Auf einer anderen Grundlage beruht allerdings § 7 Abs. 2 WStG. Danach ist die Wechselsteuer aus einer Wechselsumme von 10.000 DM zu berechnen, wenn diese in einem unvollständigen Wechsel (§ 4 Abs. 2 WStG) nicht angegeben ist (§ 7 Abs. 2 Satz 1 WStG). Indessen war eine solche Vorschrift schon deshalb erforderlich, weil derartige Blankette gerade dann ausgestellt werden, wenn die für die Besteuerung maßgebende Wechselsumme (§ 7 Abs. 1 WStG) in dem Zeitpunkt, in dem die Wechselsteuer entsteht (§§ 1 bis 3 WStG, § 3 Abs. 1 StAnpG) und fällig wird (§ 10 WStG), noch offen ist. Damit ist aber nur eine vorläufige Besteuerungsgrundlage geschaffen: Wird nachträglich in den Wechsel eine Wechselsumme von mehr als 10.000 DM eingetragen, so ist die Steuer neu zu berechnen (§ 7 Abs. 2 Satz 2 WStG); wird eine niederere Summe eingetragen, so ist auf Antrag die auf den Unterschiedsbetrag entfallende Steuer zu erstatten (§ 11 Nr. 3 WStG). Im Ergebnis führen also auch diese Vorschriften - unbeschadet freilich der Fälle des Artikel 10 WG - auf die Regel zurück, daß der zunächst unvollständige Wechsel seiner vereinbarten Ergänzung gemäß zu versteuern ist.

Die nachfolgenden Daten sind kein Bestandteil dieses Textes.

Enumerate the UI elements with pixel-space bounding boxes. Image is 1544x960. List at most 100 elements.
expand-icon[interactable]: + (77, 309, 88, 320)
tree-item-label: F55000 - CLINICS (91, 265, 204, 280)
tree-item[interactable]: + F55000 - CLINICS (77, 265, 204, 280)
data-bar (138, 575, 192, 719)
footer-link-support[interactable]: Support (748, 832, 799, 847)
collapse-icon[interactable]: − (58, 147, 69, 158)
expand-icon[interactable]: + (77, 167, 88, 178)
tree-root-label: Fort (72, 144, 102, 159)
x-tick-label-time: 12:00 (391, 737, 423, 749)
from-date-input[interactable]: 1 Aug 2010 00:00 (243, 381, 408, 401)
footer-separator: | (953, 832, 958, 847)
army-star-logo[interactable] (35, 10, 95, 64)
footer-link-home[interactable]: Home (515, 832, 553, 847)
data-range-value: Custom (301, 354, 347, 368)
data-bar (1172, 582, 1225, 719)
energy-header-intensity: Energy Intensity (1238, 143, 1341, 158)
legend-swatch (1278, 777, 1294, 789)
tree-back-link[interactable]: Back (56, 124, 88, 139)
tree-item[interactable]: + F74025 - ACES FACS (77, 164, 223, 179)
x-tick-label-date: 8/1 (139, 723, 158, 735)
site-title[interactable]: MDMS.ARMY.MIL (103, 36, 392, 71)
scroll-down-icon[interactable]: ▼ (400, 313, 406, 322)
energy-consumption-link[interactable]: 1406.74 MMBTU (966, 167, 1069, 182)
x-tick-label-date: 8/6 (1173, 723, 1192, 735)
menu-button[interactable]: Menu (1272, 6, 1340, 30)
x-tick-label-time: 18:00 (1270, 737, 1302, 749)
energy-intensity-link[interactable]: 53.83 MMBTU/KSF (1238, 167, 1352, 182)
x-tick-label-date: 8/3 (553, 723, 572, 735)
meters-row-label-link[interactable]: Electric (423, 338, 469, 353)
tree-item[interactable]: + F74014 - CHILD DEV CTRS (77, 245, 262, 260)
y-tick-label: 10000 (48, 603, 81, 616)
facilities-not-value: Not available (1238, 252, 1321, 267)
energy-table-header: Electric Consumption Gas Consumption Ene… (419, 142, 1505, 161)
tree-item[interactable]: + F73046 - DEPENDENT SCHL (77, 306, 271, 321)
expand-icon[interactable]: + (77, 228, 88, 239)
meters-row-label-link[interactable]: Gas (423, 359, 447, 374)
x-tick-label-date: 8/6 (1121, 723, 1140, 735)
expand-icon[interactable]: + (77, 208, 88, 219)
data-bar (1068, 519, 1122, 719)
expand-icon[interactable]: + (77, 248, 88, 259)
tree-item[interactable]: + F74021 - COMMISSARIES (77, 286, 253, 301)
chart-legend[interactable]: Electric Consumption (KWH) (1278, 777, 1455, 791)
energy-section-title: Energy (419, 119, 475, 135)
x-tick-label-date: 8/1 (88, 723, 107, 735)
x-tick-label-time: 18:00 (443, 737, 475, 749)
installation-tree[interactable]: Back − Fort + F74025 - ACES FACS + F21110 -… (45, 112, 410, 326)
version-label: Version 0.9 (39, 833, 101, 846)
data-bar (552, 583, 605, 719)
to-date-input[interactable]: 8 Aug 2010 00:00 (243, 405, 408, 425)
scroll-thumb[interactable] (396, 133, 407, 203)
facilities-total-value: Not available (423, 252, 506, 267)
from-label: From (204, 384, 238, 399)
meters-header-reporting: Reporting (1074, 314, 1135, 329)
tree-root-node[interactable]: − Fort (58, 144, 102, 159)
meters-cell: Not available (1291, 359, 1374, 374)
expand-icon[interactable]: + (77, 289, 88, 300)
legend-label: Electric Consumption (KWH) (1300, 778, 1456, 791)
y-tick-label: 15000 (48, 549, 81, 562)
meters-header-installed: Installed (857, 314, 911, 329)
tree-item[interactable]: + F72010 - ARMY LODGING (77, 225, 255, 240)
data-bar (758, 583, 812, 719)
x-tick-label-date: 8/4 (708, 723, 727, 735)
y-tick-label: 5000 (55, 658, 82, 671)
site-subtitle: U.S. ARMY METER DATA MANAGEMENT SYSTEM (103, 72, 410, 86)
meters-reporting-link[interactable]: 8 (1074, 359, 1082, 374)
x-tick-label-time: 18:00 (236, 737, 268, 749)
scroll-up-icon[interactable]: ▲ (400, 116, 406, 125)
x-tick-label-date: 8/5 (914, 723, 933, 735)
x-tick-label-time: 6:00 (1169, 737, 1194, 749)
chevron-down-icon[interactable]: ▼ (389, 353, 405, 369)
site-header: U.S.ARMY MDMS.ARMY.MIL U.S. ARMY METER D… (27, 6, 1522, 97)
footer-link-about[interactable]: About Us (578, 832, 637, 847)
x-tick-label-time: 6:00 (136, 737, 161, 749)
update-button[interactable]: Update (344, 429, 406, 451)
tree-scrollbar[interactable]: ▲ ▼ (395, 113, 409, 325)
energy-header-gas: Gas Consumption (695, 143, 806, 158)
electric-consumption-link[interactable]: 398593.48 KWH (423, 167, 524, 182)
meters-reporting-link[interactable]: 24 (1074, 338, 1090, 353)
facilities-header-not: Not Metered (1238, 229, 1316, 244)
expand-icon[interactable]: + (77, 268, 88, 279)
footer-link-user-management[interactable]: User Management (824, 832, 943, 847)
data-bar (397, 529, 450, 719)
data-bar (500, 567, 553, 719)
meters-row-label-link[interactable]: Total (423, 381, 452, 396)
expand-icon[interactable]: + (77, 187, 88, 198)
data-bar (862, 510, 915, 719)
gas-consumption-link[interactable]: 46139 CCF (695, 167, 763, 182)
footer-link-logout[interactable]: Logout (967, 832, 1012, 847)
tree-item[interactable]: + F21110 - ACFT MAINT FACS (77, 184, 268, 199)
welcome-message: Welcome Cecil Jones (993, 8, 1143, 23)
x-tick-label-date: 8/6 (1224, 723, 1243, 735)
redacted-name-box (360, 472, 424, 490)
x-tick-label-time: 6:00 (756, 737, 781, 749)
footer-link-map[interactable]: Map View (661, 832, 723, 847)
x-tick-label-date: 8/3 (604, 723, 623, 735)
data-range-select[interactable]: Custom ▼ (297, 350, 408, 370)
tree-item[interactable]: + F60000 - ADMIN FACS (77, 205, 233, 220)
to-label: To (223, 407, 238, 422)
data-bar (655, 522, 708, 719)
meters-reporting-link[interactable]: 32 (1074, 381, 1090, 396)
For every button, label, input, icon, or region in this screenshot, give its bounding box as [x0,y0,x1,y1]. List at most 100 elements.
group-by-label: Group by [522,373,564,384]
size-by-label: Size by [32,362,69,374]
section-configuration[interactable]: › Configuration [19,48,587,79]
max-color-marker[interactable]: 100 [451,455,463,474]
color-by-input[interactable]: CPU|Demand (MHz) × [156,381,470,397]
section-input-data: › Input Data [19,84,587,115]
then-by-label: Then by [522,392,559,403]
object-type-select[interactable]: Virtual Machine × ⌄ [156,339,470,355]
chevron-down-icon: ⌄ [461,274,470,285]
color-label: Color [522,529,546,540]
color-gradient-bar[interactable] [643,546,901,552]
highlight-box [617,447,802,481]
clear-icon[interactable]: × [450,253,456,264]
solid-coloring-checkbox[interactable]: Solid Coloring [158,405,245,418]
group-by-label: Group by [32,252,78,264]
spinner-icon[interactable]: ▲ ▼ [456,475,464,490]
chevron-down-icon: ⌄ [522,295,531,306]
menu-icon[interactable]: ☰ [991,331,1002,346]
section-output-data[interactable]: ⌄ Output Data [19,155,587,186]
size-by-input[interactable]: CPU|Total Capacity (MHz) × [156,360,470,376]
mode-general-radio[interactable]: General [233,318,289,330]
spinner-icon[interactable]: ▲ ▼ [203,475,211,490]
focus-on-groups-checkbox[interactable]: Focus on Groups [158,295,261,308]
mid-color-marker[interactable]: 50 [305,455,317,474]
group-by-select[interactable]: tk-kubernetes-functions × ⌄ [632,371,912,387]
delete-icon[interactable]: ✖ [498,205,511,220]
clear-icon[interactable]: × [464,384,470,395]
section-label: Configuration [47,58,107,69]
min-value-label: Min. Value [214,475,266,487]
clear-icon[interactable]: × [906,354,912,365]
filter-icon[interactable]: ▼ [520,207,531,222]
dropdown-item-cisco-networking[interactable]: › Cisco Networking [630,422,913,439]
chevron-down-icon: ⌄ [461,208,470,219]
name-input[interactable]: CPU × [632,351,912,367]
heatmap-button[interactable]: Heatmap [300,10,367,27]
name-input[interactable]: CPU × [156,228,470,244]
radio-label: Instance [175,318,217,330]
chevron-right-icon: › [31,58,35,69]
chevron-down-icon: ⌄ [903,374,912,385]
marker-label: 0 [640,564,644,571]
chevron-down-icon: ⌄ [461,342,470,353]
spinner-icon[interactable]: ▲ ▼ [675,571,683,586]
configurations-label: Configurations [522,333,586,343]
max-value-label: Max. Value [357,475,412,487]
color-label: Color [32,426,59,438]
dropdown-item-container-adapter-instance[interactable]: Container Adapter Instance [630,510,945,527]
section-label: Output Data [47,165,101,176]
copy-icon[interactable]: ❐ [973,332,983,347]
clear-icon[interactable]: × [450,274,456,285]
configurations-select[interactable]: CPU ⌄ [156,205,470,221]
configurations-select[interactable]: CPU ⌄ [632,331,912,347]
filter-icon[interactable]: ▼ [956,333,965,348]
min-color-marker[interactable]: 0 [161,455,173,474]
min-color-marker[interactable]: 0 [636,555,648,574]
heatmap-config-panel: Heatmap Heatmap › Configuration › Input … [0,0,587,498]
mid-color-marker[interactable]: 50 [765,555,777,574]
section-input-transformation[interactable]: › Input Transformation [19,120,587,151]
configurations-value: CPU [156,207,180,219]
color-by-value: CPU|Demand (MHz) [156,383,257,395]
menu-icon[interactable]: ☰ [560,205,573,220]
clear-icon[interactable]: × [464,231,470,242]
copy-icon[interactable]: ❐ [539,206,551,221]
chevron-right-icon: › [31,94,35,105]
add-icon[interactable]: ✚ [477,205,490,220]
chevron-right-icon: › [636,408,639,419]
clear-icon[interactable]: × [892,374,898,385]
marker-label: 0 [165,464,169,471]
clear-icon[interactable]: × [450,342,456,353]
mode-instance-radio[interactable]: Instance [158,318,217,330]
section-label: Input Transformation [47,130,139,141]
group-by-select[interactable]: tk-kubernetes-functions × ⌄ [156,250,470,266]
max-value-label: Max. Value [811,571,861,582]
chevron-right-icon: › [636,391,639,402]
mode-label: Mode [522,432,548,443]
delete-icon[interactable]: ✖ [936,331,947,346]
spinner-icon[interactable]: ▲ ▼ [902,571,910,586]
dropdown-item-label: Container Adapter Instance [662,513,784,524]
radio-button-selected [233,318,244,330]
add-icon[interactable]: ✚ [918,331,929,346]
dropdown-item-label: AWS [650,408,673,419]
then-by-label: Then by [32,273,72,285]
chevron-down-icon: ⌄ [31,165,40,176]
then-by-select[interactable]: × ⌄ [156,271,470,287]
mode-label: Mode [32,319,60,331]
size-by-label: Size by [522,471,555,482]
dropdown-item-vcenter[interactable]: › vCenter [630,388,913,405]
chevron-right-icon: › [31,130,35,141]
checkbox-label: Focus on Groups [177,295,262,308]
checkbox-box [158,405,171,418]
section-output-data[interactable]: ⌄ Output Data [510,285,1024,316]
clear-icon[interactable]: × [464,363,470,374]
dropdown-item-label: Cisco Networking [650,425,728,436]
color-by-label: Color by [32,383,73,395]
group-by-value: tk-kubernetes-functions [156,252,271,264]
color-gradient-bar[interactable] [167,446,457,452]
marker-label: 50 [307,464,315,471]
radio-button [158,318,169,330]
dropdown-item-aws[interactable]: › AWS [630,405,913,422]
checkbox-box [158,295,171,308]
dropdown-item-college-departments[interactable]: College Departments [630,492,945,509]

Im Unterschied zu dem in § 7 Abs. 2 Satz 1 WStG geregelten Fall liegen die Besteuerungsmerkmale in aller Regel fest, wenn bei einem im übrigen vollständigen Wechsel lediglich die durch Artikel 1 Nr. 8 WG geforderte Unterschrift des Ausstellers fehlt, und wenn dieses Akzept nach § 1 Nr. 3 WStG zu versteuern ist. Der vorgesehene Ausstellungsort dürfte dabei kaum jemals zweifelhaft oder gar bewußt offen gelassen worden sein. Das gilt um so mehr, als sich gemäß Artikel 95 WG nach dem Recht des Ausstellungsortes bestimmt, ob der Inhaber eines gezogenen Wechsels die seiner Ausstellung zu Grunde liegende Forderung erwirbt. Das Fehlen einer dem § 7 Abs. 2, § 11 Nr. 3 WStG entsprechenden Regelung dieses Falles beweist daher, daß der Gesetzgeber die Fälle des § 1 Nr. 3 WStG im übrigen - zumindest zunächst und vorbehaltlich des § 1 Nr. 1 WStG - nach dem vereinbarten Wechselinhalt besteuert wissen wollte.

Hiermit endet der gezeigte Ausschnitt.